Thursday, May 17, 2012

Fool Me Once, Shame On You...Fool Me Twice...

Via Paul Krugman/ThinkProgress, I learn that former President Bush (the Younger) will be publishing a book on, wait for it, strategies for economic growth. Sadly, this isn't a joke. Say what you will about President Bush, but you can't with a straight face proclaim that his economic policies were book-worthy. He and the current Republican nominee apparently think so though, seeing as how both of their recipes for economic growth entail much of the same stuff.

Anyways, a few words about the economy during the Bush years. The centerpiece of Bush's economic platform would most likely be the 2001 and 2003 tax cuts, which were supposed to deliver robust growth. In this post, I'll look at how his numbers measure up against the postwar average. Just to be clear, these numbers are all measuring the period between the official end of the 2001 recession (March 2001) to December 2007, just prior to the financial crisis. 
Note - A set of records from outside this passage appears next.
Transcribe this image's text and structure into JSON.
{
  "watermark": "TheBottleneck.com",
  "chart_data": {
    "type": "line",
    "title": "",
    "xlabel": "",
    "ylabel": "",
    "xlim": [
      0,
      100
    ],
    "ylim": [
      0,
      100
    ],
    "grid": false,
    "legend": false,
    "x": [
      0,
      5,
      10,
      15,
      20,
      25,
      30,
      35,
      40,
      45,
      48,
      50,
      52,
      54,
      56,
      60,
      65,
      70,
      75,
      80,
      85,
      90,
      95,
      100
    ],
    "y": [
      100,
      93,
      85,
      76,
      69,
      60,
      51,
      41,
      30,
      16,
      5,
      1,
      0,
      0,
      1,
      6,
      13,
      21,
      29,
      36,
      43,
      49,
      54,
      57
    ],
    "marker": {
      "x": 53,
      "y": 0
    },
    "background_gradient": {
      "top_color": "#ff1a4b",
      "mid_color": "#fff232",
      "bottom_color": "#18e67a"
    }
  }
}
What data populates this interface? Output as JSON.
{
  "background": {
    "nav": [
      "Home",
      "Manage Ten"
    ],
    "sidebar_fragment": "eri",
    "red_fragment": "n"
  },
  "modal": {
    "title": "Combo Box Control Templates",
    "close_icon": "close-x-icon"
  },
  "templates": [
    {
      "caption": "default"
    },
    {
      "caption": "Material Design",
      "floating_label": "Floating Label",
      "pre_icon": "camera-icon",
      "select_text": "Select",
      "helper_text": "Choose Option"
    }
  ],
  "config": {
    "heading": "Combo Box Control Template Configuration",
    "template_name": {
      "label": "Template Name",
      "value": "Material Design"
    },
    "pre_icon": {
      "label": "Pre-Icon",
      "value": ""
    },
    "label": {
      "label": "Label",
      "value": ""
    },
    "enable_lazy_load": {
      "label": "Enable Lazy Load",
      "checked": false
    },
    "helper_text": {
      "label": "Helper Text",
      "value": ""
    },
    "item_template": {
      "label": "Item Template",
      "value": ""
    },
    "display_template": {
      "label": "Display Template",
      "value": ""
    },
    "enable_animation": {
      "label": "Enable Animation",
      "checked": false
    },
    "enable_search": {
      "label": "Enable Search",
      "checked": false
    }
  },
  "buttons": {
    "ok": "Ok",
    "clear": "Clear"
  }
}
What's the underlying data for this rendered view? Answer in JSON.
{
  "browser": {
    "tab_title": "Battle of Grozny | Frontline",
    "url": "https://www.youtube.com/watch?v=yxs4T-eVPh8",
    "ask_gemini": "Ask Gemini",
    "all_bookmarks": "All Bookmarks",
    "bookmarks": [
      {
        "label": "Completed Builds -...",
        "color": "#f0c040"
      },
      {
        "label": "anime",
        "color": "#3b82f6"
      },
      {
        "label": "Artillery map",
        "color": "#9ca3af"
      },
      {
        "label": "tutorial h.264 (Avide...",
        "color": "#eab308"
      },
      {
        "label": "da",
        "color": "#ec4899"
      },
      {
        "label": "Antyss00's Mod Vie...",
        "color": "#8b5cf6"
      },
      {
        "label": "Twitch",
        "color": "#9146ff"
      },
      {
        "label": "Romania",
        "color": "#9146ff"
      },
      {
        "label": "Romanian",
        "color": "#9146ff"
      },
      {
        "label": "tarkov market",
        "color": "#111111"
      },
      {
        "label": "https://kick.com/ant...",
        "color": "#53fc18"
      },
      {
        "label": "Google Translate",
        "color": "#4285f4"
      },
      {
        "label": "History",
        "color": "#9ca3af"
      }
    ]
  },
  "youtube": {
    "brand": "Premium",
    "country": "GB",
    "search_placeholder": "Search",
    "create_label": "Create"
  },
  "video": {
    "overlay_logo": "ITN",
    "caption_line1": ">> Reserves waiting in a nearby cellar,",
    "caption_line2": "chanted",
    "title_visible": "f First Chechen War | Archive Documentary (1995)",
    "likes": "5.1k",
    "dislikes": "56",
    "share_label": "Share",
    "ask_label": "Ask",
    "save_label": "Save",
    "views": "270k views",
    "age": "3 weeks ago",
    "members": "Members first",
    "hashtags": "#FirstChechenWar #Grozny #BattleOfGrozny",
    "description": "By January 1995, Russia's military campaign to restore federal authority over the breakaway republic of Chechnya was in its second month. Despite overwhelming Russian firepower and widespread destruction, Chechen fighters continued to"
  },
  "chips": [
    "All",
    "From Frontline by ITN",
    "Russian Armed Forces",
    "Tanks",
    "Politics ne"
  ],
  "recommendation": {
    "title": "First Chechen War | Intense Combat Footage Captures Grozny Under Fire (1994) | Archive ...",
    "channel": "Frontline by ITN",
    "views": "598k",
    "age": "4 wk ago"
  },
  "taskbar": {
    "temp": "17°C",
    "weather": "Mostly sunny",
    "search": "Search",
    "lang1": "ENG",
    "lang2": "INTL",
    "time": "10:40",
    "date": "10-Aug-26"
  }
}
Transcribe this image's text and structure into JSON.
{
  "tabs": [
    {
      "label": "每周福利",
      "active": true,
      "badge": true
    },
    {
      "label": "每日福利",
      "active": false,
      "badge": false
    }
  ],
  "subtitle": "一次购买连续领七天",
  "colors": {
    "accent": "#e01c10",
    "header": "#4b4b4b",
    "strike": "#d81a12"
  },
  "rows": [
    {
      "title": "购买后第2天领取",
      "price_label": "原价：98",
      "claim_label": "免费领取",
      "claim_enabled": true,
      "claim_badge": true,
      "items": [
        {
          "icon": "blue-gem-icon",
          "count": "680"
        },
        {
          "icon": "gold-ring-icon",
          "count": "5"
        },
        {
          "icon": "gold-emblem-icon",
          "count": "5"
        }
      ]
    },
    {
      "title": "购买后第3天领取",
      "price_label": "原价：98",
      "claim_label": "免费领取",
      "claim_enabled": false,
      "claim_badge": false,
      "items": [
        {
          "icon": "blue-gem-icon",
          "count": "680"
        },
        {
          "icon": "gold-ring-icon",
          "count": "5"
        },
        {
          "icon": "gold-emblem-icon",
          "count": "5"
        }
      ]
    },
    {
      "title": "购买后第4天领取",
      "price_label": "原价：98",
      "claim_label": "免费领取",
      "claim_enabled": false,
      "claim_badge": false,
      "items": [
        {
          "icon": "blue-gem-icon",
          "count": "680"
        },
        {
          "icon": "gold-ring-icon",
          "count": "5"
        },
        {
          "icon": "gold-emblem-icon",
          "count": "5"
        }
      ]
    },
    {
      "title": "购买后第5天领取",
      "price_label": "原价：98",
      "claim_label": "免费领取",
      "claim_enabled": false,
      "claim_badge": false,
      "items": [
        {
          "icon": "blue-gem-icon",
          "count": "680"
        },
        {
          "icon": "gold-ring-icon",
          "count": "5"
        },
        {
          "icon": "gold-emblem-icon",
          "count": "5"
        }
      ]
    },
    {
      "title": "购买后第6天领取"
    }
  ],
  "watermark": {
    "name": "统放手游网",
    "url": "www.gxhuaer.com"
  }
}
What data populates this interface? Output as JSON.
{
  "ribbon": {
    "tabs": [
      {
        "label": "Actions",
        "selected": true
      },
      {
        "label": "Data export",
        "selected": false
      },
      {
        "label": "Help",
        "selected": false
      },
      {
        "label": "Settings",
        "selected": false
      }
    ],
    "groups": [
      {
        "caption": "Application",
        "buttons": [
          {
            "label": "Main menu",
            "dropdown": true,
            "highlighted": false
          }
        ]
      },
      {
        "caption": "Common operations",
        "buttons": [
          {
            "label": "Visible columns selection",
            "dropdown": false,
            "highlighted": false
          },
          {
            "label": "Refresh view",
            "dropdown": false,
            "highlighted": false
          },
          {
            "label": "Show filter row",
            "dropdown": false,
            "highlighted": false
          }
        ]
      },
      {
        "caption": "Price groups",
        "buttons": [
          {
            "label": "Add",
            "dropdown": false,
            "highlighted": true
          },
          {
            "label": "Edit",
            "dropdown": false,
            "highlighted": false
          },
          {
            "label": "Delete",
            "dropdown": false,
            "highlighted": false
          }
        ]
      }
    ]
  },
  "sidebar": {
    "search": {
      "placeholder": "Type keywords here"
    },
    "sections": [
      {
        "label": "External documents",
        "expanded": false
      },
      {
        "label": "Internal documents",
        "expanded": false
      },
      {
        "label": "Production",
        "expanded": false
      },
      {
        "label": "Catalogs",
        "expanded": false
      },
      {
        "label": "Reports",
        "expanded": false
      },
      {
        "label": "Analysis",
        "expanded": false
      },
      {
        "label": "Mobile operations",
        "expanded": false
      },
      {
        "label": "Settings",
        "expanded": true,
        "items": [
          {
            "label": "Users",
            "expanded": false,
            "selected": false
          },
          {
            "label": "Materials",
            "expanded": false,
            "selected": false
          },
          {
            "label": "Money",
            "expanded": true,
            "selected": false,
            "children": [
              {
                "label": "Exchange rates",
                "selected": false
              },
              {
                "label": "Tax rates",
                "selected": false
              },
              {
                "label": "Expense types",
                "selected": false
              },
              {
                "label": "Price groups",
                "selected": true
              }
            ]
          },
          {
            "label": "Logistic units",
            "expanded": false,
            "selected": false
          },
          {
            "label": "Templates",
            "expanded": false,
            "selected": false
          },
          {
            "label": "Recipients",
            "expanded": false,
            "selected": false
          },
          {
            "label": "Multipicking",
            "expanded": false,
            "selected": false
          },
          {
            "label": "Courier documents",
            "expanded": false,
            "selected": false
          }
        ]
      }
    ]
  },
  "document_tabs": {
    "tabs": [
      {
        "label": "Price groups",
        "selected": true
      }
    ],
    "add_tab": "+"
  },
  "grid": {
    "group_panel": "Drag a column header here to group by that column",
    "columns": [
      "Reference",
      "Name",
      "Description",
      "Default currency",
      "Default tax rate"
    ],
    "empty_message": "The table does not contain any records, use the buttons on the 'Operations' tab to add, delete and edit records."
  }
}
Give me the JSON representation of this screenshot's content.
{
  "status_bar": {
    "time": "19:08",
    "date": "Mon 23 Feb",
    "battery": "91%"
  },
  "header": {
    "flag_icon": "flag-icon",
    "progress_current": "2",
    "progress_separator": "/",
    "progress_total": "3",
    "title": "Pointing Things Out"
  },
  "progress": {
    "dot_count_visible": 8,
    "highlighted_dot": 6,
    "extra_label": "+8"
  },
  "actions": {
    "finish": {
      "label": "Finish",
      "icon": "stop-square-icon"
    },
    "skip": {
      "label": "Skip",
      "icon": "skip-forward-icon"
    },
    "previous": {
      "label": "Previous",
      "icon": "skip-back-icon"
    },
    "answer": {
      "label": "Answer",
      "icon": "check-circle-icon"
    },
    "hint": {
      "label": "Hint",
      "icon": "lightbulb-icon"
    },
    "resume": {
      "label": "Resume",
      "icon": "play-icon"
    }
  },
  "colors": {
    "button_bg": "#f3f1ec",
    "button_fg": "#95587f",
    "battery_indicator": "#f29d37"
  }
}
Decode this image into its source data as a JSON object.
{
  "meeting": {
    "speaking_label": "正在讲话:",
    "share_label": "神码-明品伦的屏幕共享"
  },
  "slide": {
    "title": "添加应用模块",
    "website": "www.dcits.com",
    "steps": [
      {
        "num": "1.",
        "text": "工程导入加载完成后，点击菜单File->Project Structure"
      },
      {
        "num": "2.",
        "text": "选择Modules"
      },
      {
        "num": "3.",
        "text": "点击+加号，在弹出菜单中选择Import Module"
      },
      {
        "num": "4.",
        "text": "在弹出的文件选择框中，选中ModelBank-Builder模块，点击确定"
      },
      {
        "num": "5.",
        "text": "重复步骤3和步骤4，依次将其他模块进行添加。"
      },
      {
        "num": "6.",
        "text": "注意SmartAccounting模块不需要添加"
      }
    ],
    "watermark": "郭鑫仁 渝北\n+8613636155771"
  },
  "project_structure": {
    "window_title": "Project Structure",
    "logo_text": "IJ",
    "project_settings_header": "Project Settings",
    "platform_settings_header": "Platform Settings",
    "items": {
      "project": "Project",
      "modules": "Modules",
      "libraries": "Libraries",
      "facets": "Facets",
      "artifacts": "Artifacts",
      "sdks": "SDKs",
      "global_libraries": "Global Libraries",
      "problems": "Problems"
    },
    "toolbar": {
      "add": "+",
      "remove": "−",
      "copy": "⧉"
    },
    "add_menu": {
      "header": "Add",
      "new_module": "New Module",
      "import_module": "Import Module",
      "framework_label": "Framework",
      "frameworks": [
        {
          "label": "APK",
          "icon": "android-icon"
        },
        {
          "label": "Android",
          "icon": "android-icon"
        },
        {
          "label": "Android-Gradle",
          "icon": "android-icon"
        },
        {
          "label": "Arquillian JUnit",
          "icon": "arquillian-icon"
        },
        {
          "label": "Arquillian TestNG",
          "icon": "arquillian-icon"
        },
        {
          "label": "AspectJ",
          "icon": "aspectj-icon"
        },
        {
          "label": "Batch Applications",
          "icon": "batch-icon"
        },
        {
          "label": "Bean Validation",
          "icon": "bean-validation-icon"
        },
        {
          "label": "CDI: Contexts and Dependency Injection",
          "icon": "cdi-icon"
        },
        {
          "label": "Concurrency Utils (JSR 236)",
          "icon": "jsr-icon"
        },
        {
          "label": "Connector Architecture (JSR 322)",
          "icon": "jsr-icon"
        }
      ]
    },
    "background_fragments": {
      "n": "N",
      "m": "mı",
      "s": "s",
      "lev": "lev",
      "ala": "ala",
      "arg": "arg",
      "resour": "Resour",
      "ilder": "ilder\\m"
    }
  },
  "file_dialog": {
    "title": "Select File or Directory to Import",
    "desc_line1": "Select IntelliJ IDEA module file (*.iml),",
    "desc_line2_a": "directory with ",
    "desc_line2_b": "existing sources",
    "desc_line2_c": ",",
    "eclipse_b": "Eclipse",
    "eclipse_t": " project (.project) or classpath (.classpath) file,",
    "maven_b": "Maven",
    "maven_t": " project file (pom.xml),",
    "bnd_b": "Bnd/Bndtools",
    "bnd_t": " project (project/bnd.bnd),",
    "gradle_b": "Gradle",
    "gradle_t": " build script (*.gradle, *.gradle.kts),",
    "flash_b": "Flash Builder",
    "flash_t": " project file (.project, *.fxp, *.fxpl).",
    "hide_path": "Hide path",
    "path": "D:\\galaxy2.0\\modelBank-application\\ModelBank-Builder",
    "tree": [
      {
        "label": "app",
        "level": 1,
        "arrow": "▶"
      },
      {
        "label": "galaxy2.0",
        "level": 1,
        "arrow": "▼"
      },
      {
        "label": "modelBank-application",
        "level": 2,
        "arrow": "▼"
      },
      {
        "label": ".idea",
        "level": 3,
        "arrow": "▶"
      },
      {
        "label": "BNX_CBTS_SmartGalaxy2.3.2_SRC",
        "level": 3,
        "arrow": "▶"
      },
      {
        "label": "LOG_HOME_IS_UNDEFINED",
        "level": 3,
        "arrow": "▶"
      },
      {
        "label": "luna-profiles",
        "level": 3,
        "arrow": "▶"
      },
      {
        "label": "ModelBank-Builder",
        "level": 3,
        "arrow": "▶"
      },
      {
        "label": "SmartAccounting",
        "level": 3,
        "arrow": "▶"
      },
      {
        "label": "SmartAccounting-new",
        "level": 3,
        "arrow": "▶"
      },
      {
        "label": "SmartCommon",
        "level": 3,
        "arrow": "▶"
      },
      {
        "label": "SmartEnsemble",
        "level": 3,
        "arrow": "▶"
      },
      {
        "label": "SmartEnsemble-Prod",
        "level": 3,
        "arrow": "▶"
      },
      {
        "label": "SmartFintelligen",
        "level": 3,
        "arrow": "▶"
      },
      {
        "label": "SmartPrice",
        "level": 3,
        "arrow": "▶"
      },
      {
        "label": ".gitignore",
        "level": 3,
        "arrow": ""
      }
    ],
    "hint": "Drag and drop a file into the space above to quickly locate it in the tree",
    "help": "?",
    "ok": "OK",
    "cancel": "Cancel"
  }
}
I don't have time to go too in-depth about this stuff, but this chart basically sums up just about everything that needs to be said:

More reading on the topic for those interested here, here, and here.

David Leonhardt puts it quite well:

"I mean this as a serious question, not a rhetorical one: Given this history, why should we believe that the Bush tax cuts were pro-growth?
Is there good evidence the tax cuts persuaded more people to join the work force (because they would be able to keep more of their income)? Not really. The labor-force participation rate fell in the years after 2001 and has never again approached its record in the year 2000.
Is there evidence that the tax cuts led to a lot of entrepreneurship and innovation? Again, no. The rate at which start-up businesses created jobs fell during the past decade.
The theory for why tax cuts should create growth and jobs is a strong one. When people are allowed to keep more of each dollar they earn, they are likely to work longer and harder. The uncertainty is the magnitude of this effect. With everything else that’s happening in a $15 trillion economy, how large of an effect on growth do tax cuts have?"

Naturally, the usual caveats apply: government policies aren't the only thing going on, etc, etc. But the fact remains that even if you take only the good years of 2003-2007, Bush's tax policies didn't exactly deliver robust growth in employment. And now Mitt Romney is promising another round of tax cuts that, like Bush's, disproportionately benefit the wealthy.     Haven't they ever heard of the diminishing marginal utility of money? Sheesh. If they want a tax cut that would help people, make it benefit the people who actually need it. 

Anyways, I don't really know why Bush is trying to tout his administration's economic policies as some sort of a resounding success story, when there isn't a whole lot of evidence of  that. The same goes for Romney, who is touting similar economic plans--what about the period between 2001 and 2007 makes his campaign think such economic policies will work this time around? Oh, and this is of course in addition to the huge costs of extending permanent tax cuts.

It's just like our former President says..."fool me once, shame on...shame on you, fool me...cant...can't get fooled again."

I sure hope we can't get fooled again.